Il faudra donc nous déprendre d’un mouvement projectif, et comprendre aussi qu’à travers le silence de l’équipe, il est peut-être question d’une contre-attitude en lien avec l’effet de « gel de la pensée » qu’induit le travail avec des personnes très régressées sur le plan psychique. Les personnes psychotiques induisent dans les équipes des clivages et des effets d’exclusion qui peuvent parfois aller jusqu’à « faire éclater » une équipe tout entière. L’institution se construit et fonctionne, à des degrés variables, en miroir des pathologies de ceux qu’elle accueille en son sein, du moins en est-elle toujours très empreinte (tout dépend du dispositif d’accueil et de ce qui oriente le travail). L’apparition de clivages très marqués dans l’équipe est en lien avec les pathologies des personnes et les modalités défensives qui leur sont propres. Néanmoins, ces clivages peuvent aller très loin puisque par exemple l’annonce du décès de Maria aux autres usagers de l’institution a fait débat (une petite partie de l’équipe pensant qu’il valait peut-être mieux « ne rien leur dire », puisque Maria était partie avant sa mort pour une autre institution). Les modalités défensives psychotiques viennent alors parfois « contaminer » le fonctionnement psychique de ceux qui les ont à charge, et il faut alors se méfier des effets pervers que cela peut engendrer, parfois à l’insu des professionnels.

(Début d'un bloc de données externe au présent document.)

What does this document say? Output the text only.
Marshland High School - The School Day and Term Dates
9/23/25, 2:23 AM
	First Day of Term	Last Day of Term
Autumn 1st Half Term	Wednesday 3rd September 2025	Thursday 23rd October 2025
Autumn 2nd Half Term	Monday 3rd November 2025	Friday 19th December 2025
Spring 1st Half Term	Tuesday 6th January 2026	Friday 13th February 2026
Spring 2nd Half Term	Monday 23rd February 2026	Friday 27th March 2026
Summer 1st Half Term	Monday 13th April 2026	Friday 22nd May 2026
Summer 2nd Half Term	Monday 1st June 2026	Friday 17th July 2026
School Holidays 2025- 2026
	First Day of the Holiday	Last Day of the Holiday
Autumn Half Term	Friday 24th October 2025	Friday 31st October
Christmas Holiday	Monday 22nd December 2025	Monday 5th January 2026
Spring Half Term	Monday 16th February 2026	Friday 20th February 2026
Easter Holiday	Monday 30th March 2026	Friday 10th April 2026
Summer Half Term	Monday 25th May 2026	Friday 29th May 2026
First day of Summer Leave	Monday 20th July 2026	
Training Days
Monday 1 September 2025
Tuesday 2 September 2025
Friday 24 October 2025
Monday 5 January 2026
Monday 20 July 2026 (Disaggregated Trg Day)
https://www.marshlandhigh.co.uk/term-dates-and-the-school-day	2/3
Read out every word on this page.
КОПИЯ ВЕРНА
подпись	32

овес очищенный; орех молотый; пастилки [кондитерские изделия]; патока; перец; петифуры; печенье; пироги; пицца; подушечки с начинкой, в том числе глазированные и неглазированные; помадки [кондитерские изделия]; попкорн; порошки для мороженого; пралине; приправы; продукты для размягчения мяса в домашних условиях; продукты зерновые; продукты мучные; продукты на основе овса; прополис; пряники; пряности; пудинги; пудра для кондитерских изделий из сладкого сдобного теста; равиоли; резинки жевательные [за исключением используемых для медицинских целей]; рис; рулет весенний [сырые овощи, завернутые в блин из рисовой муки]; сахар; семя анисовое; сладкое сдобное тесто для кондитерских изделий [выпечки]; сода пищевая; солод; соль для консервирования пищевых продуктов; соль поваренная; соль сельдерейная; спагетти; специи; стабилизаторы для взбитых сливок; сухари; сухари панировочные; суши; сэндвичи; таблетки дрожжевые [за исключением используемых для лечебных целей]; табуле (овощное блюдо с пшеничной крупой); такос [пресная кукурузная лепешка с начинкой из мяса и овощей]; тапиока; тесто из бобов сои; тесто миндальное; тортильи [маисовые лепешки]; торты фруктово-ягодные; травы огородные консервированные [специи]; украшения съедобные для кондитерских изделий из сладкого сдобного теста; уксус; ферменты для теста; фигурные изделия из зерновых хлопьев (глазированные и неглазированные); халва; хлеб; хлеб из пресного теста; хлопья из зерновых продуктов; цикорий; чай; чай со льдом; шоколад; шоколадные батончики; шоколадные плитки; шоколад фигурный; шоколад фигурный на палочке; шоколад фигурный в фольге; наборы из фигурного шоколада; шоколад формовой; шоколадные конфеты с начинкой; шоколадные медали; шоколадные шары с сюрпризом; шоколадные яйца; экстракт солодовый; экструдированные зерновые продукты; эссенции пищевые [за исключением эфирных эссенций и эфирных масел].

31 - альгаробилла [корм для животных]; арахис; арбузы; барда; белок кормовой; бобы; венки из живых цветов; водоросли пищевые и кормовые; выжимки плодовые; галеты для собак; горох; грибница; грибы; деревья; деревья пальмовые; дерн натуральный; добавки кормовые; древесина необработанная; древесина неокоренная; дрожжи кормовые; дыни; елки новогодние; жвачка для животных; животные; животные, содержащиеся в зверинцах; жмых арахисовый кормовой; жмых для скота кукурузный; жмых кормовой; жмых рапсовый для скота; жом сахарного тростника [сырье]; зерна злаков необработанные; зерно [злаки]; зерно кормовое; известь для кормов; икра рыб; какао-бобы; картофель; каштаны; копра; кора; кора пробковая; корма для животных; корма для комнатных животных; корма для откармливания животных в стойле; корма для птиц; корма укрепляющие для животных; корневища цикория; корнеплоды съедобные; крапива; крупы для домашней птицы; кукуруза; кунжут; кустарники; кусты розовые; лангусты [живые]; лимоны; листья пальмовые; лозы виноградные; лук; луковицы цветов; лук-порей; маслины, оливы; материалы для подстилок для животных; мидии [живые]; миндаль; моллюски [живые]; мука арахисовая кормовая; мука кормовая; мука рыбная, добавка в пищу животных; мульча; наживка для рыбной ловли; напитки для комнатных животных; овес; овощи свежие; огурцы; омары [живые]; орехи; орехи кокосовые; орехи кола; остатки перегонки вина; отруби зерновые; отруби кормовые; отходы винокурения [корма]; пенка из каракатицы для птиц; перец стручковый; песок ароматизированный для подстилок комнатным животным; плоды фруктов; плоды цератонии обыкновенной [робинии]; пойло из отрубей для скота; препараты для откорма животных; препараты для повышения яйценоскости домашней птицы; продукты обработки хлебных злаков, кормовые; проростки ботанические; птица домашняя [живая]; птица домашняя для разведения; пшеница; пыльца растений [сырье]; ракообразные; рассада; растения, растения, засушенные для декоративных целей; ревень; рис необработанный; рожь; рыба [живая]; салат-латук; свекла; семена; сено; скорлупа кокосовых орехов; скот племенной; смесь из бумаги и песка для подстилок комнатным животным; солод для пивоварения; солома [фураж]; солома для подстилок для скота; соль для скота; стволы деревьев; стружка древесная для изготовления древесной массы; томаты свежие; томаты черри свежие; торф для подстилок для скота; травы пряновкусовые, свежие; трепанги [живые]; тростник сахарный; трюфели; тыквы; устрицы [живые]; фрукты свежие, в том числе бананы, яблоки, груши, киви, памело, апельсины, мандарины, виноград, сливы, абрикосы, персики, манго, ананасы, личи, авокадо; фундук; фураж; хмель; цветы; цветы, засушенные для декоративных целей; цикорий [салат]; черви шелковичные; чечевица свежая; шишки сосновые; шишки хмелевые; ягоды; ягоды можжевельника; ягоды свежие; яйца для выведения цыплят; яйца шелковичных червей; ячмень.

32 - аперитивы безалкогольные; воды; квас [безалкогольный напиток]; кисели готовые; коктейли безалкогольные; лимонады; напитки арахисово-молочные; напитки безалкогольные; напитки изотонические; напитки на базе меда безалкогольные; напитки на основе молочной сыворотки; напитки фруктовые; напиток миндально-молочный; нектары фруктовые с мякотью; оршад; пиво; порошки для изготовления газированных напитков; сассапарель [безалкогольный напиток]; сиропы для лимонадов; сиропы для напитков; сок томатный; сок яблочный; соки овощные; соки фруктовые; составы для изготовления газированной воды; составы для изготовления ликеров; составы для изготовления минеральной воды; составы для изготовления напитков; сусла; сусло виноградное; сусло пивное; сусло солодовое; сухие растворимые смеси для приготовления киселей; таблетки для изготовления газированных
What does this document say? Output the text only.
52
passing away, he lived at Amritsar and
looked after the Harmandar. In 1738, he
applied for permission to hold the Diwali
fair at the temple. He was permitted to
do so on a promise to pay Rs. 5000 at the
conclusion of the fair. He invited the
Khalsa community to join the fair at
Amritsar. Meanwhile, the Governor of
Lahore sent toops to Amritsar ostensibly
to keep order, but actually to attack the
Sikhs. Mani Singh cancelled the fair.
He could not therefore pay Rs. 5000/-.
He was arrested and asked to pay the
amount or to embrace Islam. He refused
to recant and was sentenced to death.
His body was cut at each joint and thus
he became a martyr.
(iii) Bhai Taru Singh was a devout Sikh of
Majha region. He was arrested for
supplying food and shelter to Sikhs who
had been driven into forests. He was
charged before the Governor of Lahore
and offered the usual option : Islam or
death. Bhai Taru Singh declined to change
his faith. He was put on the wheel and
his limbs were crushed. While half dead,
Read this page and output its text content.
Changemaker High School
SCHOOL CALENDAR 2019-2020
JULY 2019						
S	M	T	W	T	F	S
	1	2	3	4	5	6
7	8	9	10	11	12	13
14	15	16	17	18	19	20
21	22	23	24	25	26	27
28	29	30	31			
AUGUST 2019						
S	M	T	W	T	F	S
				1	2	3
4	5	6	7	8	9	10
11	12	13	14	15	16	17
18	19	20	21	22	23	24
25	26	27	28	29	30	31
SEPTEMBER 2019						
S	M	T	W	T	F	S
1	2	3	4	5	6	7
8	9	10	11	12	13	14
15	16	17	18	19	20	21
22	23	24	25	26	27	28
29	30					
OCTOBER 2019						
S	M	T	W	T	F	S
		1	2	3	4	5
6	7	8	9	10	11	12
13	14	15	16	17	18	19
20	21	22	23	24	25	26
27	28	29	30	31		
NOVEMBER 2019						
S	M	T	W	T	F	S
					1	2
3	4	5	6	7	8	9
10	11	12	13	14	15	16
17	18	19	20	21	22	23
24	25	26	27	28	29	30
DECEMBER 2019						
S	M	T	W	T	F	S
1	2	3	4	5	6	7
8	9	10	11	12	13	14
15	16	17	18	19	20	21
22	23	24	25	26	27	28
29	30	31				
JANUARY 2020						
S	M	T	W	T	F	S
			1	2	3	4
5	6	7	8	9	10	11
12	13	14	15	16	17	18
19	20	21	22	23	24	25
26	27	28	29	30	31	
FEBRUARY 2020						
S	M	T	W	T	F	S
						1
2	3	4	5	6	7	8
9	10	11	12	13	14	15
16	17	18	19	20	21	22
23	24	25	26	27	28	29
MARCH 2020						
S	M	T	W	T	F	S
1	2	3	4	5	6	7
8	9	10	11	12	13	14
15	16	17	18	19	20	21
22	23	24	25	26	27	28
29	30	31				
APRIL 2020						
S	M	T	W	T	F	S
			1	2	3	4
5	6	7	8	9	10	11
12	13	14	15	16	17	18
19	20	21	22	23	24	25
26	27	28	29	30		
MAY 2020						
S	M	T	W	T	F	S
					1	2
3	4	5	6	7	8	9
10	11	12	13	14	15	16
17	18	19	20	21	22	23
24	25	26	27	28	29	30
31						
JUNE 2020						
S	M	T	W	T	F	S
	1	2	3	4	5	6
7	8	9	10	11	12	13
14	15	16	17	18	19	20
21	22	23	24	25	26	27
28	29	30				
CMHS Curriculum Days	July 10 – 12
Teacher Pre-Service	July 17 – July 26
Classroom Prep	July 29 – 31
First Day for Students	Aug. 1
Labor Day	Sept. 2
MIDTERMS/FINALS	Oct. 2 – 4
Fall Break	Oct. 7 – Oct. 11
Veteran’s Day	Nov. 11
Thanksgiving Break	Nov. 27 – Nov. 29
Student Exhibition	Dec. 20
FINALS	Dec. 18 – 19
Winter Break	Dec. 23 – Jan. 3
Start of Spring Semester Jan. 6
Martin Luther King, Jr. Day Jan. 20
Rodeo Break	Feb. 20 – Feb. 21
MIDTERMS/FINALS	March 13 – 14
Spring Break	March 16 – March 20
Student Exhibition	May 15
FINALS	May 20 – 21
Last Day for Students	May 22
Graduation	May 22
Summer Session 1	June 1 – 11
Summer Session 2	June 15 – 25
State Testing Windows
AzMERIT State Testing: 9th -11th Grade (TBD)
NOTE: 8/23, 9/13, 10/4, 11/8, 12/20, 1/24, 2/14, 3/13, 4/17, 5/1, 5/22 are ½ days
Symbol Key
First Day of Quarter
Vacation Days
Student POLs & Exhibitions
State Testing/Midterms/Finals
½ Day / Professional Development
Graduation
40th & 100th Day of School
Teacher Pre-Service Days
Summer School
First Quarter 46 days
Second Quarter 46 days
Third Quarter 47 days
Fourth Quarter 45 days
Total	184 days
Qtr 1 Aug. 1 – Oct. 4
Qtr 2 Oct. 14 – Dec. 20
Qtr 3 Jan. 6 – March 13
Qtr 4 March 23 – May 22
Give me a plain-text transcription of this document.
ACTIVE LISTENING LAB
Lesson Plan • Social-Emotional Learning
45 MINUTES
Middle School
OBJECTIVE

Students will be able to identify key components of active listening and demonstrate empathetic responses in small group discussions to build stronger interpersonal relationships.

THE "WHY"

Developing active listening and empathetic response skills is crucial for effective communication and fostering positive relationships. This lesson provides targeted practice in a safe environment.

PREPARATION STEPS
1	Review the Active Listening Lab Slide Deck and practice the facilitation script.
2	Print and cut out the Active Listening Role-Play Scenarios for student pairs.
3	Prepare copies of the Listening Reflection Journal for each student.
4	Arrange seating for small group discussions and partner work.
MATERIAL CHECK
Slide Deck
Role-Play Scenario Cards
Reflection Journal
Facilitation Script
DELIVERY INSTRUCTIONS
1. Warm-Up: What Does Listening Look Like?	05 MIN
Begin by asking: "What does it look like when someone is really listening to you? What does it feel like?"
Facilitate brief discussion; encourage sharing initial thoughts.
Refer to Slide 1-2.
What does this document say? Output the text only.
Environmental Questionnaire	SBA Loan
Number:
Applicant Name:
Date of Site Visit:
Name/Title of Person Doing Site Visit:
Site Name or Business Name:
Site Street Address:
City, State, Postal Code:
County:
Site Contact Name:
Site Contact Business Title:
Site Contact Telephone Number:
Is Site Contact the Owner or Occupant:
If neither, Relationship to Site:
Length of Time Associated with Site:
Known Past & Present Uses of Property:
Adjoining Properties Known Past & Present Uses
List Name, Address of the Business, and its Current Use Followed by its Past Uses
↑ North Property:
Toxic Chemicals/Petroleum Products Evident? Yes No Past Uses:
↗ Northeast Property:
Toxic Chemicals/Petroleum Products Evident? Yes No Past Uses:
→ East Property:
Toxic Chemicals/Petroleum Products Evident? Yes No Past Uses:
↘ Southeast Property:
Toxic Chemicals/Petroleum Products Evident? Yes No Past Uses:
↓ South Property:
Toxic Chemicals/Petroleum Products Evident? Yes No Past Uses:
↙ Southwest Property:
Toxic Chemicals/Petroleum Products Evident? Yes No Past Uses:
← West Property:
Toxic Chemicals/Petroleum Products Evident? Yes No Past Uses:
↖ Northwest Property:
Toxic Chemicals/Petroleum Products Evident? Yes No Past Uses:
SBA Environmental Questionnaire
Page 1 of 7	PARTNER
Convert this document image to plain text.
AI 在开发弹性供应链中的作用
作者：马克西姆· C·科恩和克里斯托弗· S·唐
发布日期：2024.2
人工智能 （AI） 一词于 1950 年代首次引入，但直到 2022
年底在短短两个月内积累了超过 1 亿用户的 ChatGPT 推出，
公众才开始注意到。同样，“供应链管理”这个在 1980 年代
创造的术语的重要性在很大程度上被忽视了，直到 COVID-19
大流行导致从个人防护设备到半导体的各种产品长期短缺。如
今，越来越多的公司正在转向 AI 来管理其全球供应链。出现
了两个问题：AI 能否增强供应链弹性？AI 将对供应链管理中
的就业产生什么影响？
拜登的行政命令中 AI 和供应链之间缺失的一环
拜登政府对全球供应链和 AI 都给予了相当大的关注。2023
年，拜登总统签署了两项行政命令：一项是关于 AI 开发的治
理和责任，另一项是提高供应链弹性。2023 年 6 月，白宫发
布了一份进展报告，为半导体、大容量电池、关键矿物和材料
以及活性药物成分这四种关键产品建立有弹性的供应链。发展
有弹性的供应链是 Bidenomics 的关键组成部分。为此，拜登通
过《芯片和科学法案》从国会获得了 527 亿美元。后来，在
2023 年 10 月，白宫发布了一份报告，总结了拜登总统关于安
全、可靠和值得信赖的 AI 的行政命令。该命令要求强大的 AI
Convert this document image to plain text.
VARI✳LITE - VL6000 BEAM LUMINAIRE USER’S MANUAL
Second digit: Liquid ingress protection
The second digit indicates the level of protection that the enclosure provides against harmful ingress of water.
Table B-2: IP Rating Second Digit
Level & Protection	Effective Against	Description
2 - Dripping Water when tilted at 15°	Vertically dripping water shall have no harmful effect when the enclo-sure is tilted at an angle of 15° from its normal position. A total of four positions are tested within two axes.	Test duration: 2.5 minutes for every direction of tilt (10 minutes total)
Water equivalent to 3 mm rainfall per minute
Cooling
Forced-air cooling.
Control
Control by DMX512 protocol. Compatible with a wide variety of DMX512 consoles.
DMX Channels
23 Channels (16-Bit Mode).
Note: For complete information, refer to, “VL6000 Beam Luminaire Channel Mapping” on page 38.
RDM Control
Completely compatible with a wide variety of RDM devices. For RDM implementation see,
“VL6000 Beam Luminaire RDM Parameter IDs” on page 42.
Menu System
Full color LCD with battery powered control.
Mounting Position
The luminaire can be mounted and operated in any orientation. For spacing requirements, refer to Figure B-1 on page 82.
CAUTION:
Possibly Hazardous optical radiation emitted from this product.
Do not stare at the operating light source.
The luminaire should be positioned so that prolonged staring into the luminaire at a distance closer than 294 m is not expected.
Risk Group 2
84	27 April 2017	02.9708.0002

Notons que le cadre de l’atelier dans son déroulement a toujours été respecté par les autres acteurs institutionnels (peut-être que notre position d’extériorité y a contribué), et que le dispositif a été porté par le métacadre institutionnel dans lequel il était inclus, mais toujours avec cette propriété de pacte dénégatif (le dispositif pouvait exister, mais il ne fallait pas en parler), et force est de constater que nous ne pourrons pas contourner cette défense institutionnelle. Nous aurons ainsi parfois l’impression, s’accompagnant d’une certaine culpabilité, que le dispositif pourrait fonctionner à la manière d’une « enclave autistique » dans l’institution.